Dr. Vianne Timmons, now President and Vice-Chancellor of the University of Regina
Dr. Vianne Timmons, now President and Vice-Chancellor of the University of Regina - Submitted

A former New Glaswegian was appointed to the Order of Canada on Dec. 29 by Governor General Julie Payette for her decades of work with disabled children.

Dr. Vianne Timmons, now President and Vice-Chancellor of the University of Regina, began her career in 1976 at the now-closed Pictou County Children’s Training Centre.

“First of all I’m tremendously honoured and humbled by the award,” Timmons told The News. “I feel the award is the work of a lot of people and so I see the award as theirs as well.”

The children she once worked with at the Training Centre typically had severe and multiple disabilities.
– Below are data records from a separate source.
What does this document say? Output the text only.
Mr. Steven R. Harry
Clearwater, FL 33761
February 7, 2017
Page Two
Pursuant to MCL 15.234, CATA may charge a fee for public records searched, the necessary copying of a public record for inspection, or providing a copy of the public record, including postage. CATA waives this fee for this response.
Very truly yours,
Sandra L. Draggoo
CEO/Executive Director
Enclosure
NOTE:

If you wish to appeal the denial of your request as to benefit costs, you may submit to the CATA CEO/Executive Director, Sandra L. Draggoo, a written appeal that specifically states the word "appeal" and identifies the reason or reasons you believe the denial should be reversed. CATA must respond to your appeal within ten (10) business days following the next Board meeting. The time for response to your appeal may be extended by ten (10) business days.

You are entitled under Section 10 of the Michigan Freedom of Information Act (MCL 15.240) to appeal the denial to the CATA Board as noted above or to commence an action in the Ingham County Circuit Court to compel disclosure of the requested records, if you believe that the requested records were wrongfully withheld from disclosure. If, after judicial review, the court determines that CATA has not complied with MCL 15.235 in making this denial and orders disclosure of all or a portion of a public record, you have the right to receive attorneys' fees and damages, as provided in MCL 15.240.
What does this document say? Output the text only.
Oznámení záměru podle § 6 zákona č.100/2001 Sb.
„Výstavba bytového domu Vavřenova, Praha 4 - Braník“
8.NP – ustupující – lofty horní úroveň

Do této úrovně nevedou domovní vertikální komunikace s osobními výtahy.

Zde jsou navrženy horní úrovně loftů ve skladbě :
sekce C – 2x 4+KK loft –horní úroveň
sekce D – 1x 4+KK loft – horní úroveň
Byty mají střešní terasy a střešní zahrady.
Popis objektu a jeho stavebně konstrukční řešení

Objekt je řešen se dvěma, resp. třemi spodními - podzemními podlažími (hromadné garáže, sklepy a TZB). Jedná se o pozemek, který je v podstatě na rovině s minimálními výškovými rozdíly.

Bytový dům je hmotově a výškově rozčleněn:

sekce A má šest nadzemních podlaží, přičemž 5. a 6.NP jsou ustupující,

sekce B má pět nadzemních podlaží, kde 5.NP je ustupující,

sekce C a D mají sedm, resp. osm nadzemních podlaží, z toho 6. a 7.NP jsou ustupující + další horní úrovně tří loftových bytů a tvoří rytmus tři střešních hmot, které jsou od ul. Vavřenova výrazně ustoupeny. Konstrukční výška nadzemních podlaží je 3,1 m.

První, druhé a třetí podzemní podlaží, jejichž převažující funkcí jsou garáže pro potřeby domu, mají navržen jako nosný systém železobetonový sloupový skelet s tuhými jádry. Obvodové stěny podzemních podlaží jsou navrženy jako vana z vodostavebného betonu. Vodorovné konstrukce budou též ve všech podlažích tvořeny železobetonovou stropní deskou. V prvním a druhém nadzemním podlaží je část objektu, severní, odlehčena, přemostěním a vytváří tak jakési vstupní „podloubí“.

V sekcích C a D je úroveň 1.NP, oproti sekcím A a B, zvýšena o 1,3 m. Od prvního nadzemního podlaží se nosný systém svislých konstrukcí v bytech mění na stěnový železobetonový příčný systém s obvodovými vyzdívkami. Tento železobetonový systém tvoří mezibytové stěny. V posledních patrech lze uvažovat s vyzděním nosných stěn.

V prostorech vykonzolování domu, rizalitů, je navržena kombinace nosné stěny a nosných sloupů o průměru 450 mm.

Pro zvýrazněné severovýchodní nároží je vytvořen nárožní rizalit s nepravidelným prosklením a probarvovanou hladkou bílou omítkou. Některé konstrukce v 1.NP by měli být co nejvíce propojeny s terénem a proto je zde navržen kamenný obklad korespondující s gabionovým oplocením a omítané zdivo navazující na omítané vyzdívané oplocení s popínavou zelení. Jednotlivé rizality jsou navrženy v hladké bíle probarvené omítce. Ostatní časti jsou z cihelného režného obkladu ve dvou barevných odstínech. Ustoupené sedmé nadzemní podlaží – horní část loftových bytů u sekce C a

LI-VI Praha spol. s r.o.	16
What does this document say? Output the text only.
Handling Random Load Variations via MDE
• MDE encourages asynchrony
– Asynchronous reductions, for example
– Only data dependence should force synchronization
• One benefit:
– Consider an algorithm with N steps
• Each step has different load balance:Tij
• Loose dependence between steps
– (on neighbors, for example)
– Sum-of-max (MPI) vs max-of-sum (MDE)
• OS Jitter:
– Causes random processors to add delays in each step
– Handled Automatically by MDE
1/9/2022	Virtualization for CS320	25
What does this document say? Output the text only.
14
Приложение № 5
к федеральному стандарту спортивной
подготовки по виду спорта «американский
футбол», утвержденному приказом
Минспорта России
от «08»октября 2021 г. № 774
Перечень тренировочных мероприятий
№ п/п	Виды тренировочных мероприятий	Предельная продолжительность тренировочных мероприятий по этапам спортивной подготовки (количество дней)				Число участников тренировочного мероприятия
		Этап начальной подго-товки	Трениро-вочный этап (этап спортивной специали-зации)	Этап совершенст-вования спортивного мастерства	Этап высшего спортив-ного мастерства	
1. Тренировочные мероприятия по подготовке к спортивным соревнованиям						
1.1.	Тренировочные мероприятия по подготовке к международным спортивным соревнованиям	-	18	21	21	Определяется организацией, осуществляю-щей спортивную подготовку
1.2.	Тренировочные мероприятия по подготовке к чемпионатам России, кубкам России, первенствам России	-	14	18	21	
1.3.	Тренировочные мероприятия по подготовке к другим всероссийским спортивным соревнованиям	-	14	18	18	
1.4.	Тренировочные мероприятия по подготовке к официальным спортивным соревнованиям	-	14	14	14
Many of her young clients had no language ability and behaviour challenges, as they were frustrated by being unable to speak, in addition to physical impairments.

While the Training Centre helped Timmons launch her career, she later joined the movement to close it down in the 1980s. Since then, disabled children have been increasingly integrated into mainstream education.

However, this has created new challenges, as children with disabilities can be prone to being bullied. Especially vulnerable are those with autism, a condition that makes it difficult for those affected to understand non-verbal cues and social norms.

Other children can lash out at disabled classmates if they do not understand why they behave in a certain way. Timmons said the best remedy was educating children about disabilities.

“Knowledge breeds compassion,” said Timmons.

Today, she sees more children and youth with anxiety or other emotional disorders, issues that were uncommon back in the 1970s.

Timmons said that a likely reason for this was a rapidly changing world and greater awareness of global events, together with increased worries about the future. Such worries triggering anxiety include jobs, pensions and climate change, to name a few.

“They care deeply,” said Timmons of the current generation.

Having earned the Order of Canada, Timmons now feels it’s her duty to guide a new generation of Canadians towards a more just society.

“With this appointment comes added responsibility, however, because many of Canada’s longstanding ideals – inclusiveness, tolerance and mutual respect – seem to be increasingly under threat. My hope is that as an Officer of the Order of Canada, I can continue to advance and promote these ideals for the next generation of Canada’s leaders, on whom we will depend so much in the years to come,” said Timmons in an earlier release.

Timmons will be formally invested as an Officer of the Order of Canada at Rideau Hall in Ottawa.

She has won numerous other awards for her work including being named one of Canada’s Top 100 Most Powerful Women in 2008, 2009, 2010 and 2011.

While Timmons has come a long way since her time at the Children’s Training Centre, she still sees New Glasgow as home and often returns to visit both her mother and friends.